Sub-linear Regret in Adaptive Model Predictive Control

TL;DR

This paper introduces STT-MPC, an adaptive control algorithm for uncertain linear systems that achieves sub-linear regret growth, ensuring constraint satisfaction and stability while learning system dynamics online.

Contribution

The paper presents the first analysis of regret bounds for adaptive MPC with polytopic tubes, demonstrating sub-linear regret growth of O(T^{1/2 + ε}) in this setting.

Findings

Expected regret of STT-MPC is bounded by O(T^{1/2 + ε})

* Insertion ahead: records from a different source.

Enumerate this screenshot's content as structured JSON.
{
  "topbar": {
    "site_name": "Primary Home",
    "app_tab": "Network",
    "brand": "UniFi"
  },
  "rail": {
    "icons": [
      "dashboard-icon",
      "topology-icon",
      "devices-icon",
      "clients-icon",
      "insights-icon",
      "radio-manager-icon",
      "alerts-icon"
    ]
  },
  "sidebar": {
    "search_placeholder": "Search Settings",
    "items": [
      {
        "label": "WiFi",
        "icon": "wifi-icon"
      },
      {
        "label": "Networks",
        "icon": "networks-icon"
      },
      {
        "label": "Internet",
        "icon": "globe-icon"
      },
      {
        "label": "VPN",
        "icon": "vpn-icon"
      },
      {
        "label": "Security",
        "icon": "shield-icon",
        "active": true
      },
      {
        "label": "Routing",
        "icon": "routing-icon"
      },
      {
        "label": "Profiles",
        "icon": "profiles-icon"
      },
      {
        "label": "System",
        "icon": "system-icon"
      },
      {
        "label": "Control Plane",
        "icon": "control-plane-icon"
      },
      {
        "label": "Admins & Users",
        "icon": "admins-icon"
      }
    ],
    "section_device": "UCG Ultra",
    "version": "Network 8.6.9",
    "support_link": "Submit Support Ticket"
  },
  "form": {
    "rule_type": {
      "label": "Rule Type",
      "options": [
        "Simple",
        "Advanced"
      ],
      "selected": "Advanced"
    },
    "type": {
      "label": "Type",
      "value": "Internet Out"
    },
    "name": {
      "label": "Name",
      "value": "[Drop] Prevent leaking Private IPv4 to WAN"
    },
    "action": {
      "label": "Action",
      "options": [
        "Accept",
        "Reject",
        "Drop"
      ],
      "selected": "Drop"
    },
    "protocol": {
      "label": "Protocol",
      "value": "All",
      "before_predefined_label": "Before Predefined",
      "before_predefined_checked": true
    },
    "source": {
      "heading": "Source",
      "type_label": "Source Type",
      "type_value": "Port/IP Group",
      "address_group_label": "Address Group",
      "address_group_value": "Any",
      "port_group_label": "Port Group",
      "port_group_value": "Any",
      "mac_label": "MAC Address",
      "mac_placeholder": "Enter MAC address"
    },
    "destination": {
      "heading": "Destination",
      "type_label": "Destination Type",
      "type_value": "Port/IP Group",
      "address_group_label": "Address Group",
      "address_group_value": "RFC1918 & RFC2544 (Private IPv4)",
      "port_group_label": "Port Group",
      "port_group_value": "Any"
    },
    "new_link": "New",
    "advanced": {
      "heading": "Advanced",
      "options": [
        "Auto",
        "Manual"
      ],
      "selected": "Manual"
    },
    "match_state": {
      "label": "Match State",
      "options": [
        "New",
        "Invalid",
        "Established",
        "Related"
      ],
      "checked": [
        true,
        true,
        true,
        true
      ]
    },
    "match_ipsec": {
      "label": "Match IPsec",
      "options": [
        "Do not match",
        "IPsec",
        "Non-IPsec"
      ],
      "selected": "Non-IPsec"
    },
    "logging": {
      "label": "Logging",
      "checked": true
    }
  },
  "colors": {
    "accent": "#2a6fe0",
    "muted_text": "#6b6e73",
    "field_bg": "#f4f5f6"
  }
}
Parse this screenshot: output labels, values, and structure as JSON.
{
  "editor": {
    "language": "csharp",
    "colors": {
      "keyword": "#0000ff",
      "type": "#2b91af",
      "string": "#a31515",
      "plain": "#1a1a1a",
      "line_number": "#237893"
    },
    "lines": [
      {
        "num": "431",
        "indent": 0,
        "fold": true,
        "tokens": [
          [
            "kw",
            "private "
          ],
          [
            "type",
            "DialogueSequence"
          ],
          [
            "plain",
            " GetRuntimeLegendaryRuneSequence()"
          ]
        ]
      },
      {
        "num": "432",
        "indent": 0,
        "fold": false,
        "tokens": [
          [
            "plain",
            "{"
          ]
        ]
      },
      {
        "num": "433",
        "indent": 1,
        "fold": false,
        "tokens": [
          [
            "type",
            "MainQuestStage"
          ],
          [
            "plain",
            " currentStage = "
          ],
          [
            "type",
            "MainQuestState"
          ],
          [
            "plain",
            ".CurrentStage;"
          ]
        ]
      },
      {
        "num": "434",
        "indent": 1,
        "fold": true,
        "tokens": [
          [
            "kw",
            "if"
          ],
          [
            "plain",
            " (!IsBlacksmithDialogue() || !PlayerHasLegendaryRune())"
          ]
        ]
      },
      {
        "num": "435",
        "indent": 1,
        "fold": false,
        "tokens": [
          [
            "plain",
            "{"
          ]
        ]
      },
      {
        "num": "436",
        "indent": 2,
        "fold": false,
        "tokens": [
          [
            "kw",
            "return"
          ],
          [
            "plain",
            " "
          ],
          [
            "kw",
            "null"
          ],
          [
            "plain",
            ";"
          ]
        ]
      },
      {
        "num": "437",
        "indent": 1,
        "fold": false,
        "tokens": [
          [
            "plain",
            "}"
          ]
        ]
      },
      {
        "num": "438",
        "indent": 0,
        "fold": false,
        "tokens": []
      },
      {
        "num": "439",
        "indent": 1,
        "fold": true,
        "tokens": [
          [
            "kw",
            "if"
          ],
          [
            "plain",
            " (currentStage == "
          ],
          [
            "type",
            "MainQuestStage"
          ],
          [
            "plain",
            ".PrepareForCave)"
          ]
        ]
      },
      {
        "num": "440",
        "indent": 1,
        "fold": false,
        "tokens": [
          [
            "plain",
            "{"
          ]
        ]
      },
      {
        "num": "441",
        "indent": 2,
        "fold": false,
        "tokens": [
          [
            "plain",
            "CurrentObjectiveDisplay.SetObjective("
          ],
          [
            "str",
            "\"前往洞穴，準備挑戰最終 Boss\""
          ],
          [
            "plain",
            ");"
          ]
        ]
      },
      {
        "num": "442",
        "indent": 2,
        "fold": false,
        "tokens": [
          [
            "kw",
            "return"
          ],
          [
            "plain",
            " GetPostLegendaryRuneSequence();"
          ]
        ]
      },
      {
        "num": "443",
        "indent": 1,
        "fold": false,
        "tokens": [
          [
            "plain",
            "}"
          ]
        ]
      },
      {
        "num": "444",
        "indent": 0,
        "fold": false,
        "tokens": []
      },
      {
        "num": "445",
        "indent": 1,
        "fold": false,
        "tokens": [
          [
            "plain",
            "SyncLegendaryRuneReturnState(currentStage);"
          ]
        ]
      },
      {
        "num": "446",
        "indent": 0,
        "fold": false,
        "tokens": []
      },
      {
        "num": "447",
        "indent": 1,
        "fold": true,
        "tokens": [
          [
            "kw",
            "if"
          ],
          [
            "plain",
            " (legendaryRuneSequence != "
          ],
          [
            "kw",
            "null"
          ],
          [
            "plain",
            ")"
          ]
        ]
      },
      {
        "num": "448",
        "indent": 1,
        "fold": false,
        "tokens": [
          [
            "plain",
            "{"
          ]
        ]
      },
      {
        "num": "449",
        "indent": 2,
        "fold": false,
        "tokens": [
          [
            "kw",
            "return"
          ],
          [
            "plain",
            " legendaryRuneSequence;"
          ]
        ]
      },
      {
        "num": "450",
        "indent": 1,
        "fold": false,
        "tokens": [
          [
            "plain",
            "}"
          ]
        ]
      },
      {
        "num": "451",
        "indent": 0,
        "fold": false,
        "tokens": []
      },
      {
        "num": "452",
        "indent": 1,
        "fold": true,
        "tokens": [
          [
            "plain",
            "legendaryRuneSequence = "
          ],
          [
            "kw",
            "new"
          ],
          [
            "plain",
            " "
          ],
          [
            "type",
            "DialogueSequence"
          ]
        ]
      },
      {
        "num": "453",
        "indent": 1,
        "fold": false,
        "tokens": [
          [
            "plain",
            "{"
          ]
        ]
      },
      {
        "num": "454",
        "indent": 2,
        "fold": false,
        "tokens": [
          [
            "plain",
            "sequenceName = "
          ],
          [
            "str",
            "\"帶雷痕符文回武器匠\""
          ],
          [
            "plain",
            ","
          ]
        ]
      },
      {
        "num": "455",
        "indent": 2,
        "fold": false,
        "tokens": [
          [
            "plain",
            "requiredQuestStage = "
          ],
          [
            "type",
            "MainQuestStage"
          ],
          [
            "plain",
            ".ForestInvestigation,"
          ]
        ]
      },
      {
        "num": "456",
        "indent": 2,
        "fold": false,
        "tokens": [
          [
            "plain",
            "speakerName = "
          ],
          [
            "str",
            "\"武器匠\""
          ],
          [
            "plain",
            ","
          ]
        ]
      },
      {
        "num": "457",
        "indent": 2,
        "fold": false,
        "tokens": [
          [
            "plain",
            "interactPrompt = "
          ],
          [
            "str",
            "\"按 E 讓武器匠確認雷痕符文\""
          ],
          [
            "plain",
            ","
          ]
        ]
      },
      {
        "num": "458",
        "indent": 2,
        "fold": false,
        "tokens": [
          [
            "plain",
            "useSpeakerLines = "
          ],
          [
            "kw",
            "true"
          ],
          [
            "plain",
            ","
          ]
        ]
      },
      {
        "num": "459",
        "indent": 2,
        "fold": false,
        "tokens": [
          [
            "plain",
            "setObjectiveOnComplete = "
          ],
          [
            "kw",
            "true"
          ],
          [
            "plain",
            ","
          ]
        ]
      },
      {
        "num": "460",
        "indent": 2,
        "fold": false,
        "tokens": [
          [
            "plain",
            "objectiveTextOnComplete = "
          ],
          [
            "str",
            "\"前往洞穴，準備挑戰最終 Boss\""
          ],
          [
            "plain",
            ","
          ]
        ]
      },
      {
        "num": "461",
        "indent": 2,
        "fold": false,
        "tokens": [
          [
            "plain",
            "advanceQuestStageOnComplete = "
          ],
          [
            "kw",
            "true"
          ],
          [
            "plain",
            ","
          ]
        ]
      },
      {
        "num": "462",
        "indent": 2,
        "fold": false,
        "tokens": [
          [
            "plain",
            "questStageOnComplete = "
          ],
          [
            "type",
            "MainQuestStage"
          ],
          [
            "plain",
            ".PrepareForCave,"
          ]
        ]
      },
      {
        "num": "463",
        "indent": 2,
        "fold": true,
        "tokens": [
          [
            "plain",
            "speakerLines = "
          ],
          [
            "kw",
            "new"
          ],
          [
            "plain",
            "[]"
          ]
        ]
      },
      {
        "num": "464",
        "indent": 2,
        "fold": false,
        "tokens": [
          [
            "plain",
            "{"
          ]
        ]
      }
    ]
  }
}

STT-MPC guarantees constraint satisfaction and stability

Numerical example illustrates effective learning and control

Abstract

We consider the problem of adaptive Model Predictive Control (MPC) for uncertain linear-systems with additive disturbances and with state and input constraints. We present STT-MPC (Self-Tuning Tube-based Model Predictive Control), an online algorithm that combines the certainty-equivalence principle and polytopic tubes. Specifically, at any given step, STT-MPC infers the system dynamics using the Least Squares Estimator (LSE), and applies a controller obtained by solving an MPC problem using these estimates. The use of polytopic tubes is so that, despite the uncertainties, state and input constraints are satisfied, and recursive-feasibility and asymptotic stability hold. In this work, we analyze the regret of the algorithm, when compared to an oracle algorithm initially aware of the system dynamics. We establish that the expected regret of STT-MPC does not exceed $O(T^{1/2 + \epsilon})$, where $\epsilon \in (0,1)$ is a design parameter tuning the persistent excitation component of the algorithm. Our result relies on a recently proposed exponential decay of sensitivity property and, to the best of our knowledge, is the first of its kind in this setting. We illustrate the performance of our algorithm using a simple numerical example.